CNJ contesta recurso de Bretas ao STF e defende aposentadoria compulsória do ex-juiz da Lava Jato

Relator no CNJ afirma que órgão respeitou direito de defesa e acusa ex-magistrado de tentar transformar Supremo em instância recursal de mérito

O Conselho Nacional de Justiça (CNJ) se manifestou contra a tentativa do ex-juiz federal Marcelo Bretas de reverter, no Supremo Tribunal Federal (STF), a pena de aposentadoria compulsória aplicada a ele. A resposta foi apresentada pelo conselheiro José Rotondano, relator dos processos disciplinares que resultaram na punição de Bretas.

Na manifestação enviada ao ministro André Mendonça, relator do mandado de segurança impetrado por Bretas, Rotondano argumenta que o Supremo não pode ser utilizado como uma espécie de instância revisora ampla das decisões administrativas do CNJ, informa PlatôBR. Segundo ele, a atuação do STF nesses casos só é permitida quando há flagrante ilegalidade ou abuso de poder.

“Não cabe ao Supremo Tribunal Federal funcionar como instância de revisão geral das decisões do CNJ. O controle judicial, como estabelece a jurisprudência, restringe-se à legalidade do ato administrativo, não ao seu mérito”, escreveu o conselheiro.

CNJ refuta alegações de cerceamento de defesa

Marcelo Bretas, que conduziu os processos da Lava Jato no Rio de Janeiro, argumenta no STF que foi condenado sem provas, com base em acusações vagas e sem direito pleno de defesa. Ele afirma que não houve dolo ou fraude na sua conduta e que o CNJ ultrapassou os próprios limites ao julgar decisões de conteúdo jurisdicional, algo que seria da alçada das cortes judiciais.

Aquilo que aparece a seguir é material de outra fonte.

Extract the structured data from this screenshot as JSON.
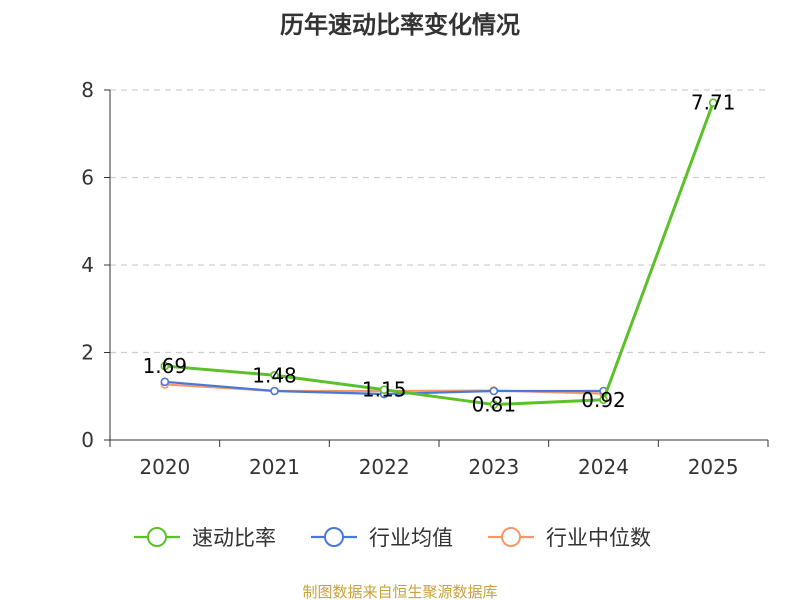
{
  "chart_data": {
    "type": "line",
    "title": "历年速动比率变化情况",
    "categories": [
      "2020",
      "2021",
      "2022",
      "2023",
      "2024",
      "2025"
    ],
    "ylim": [
      0,
      8
    ],
    "yticks": [
      "0",
      "2",
      "4",
      "6",
      "8"
    ],
    "grid": true,
    "legend_position": "bottom",
    "series": [
      {
        "name": "速动比率",
        "color": "#5cc02a",
        "values": [
          1.69,
          1.48,
          1.15,
          0.81,
          0.92,
          7.71
        ],
        "labels": [
          "1.69",
          "1.48",
          "1.15",
          "0.81",
          "0.92",
          "7.71"
        ]
      },
      {
        "name": "行业均值",
        "color": "#4a78d8",
        "values": [
          1.33,
          1.12,
          1.05,
          1.12,
          1.12,
          null
        ]
      },
      {
        "name": "行业中位数",
        "color": "#f39a6b",
        "values": [
          1.27,
          1.12,
          1.12,
          1.13,
          1.06,
          null
        ]
      }
    ]
  },
  "source": "制图数据来自恒生聚源数据库"
}
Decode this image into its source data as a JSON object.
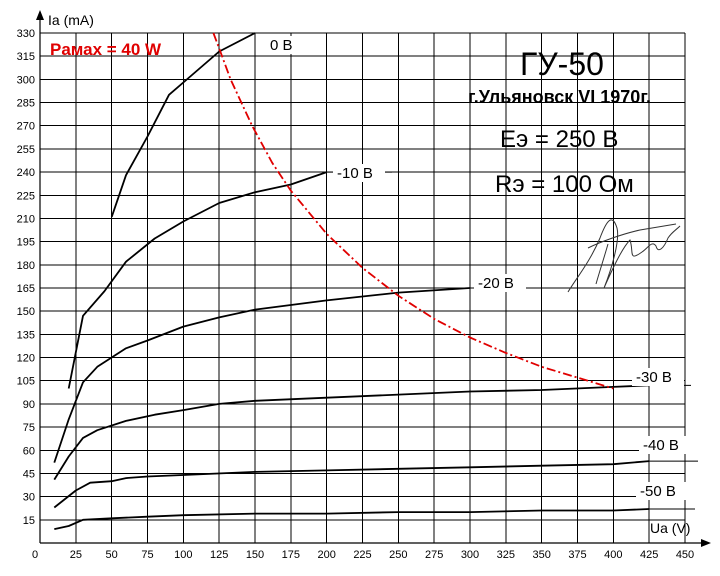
{
  "chart_data": {
    "type": "line",
    "title": "ГУ-50",
    "subtitle": "г.Ульяновск VI 1970г.",
    "annotations": [
      "Eэ = 250 В",
      "Rэ = 100 Ом"
    ],
    "xlabel": "Ua (V)",
    "ylabel": "Ia (mA)",
    "xlim": [
      0,
      450
    ],
    "ylim": [
      0,
      330
    ],
    "x_ticks": [
      0,
      25,
      50,
      75,
      100,
      125,
      150,
      175,
      200,
      225,
      250,
      275,
      300,
      325,
      350,
      375,
      400,
      425,
      450
    ],
    "y_ticks": [
      15,
      30,
      45,
      60,
      75,
      90,
      105,
      120,
      135,
      150,
      165,
      180,
      195,
      210,
      225,
      240,
      255,
      270,
      285,
      300,
      315,
      330
    ],
    "grid": true,
    "series": [
      {
        "name": "0 В",
        "points": [
          [
            50,
            211
          ],
          [
            60,
            238
          ],
          [
            75,
            263
          ],
          [
            90,
            290
          ],
          [
            100,
            298
          ],
          [
            125,
            318
          ],
          [
            150,
            330
          ]
        ]
      },
      {
        "name": "-10 В",
        "points": [
          [
            20,
            100
          ],
          [
            30,
            147
          ],
          [
            45,
            163
          ],
          [
            60,
            182
          ],
          [
            80,
            197
          ],
          [
            100,
            208
          ],
          [
            125,
            220
          ],
          [
            150,
            227
          ],
          [
            175,
            232
          ],
          [
            200,
            240
          ]
        ]
      },
      {
        "name": "-20 В",
        "points": [
          [
            10,
            52
          ],
          [
            20,
            80
          ],
          [
            30,
            104
          ],
          [
            40,
            114
          ],
          [
            60,
            126
          ],
          [
            75,
            131
          ],
          [
            100,
            140
          ],
          [
            125,
            146
          ],
          [
            150,
            151
          ],
          [
            200,
            157
          ],
          [
            250,
            162
          ],
          [
            300,
            165
          ]
        ]
      },
      {
        "name": "-30 В",
        "points": [
          [
            10,
            41
          ],
          [
            20,
            56
          ],
          [
            30,
            68
          ],
          [
            40,
            73
          ],
          [
            60,
            79
          ],
          [
            80,
            83
          ],
          [
            100,
            86
          ],
          [
            125,
            90
          ],
          [
            150,
            92
          ],
          [
            200,
            94
          ],
          [
            250,
            96
          ],
          [
            300,
            98
          ],
          [
            350,
            99
          ],
          [
            400,
            101
          ],
          [
            425,
            102
          ]
        ]
      },
      {
        "name": "-40 В",
        "points": [
          [
            10,
            23
          ],
          [
            25,
            34
          ],
          [
            35,
            39
          ],
          [
            50,
            40
          ],
          [
            60,
            42
          ],
          [
            75,
            43
          ],
          [
            100,
            44
          ],
          [
            150,
            46
          ],
          [
            200,
            47
          ],
          [
            250,
            48
          ],
          [
            300,
            49
          ],
          [
            350,
            50
          ],
          [
            400,
            51
          ],
          [
            425,
            53
          ]
        ]
      },
      {
        "name": "-50 В",
        "points": [
          [
            10,
            9
          ],
          [
            20,
            11
          ],
          [
            30,
            15
          ],
          [
            50,
            16
          ],
          [
            75,
            17
          ],
          [
            100,
            18
          ],
          [
            150,
            19
          ],
          [
            200,
            19
          ],
          [
            250,
            20
          ],
          [
            300,
            20
          ],
          [
            350,
            21
          ],
          [
            400,
            21
          ],
          [
            425,
            22
          ]
        ]
      }
    ],
    "pmax_curve": {
      "label": "Pамах = 40 W",
      "color": "#e00000",
      "style": "dash-dot",
      "points": [
        [
          121,
          330
        ],
        [
          125,
          320
        ],
        [
          133,
          300
        ],
        [
          148,
          270
        ],
        [
          162,
          246
        ],
        [
          175,
          228
        ],
        [
          200,
          200
        ],
        [
          225,
          178
        ],
        [
          250,
          160
        ],
        [
          275,
          145
        ],
        [
          300,
          133
        ],
        [
          325,
          123
        ],
        [
          350,
          114
        ],
        [
          375,
          107
        ],
        [
          400,
          100
        ]
      ]
    },
    "colors": {
      "curves": "#000000",
      "pmax": "#e00000",
      "grid": "#000000"
    }
  }
}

Rotondano, no entanto, rebate essas alegações e afirma que o ex-juiz teve todas as oportunidades de se manifestar nos processos disciplinares. “Causa estranheza a alegação de afronta ao devido processo legal, na medida em que, durante toda a longa tramitação dos processos disciplinares, foi permitido ao impetrante se manifestar efetivamente nos autos e requerer provas e diligências”, escreveu o conselheiro.

Bretas contesta punição e tenta reverter decisão

Na ação que move contra o CNJ, Bretas argumenta que a sanção foi desproporcional e que sua independência funcional como magistrado foi violada. Ele pede que o STF anule a punição e o restabeleça na magistratura.

A condenação de Marcelo Bretas à aposentadoria compulsória foi motivada por diversas acusações, entre elas favorecimento ao Ministério Público Federal em acordos de colaboração premiada e tratamento diferenciado a réus da Lava Jato fluminense.

O STF ainda não tem data para julgar o mérito do mandado de segurança apresentado pela defesa de Bretas. Até lá, o ex-juiz permanece oficialmente aposentado, com direito à remuneração proporcional ao tempo de serviço.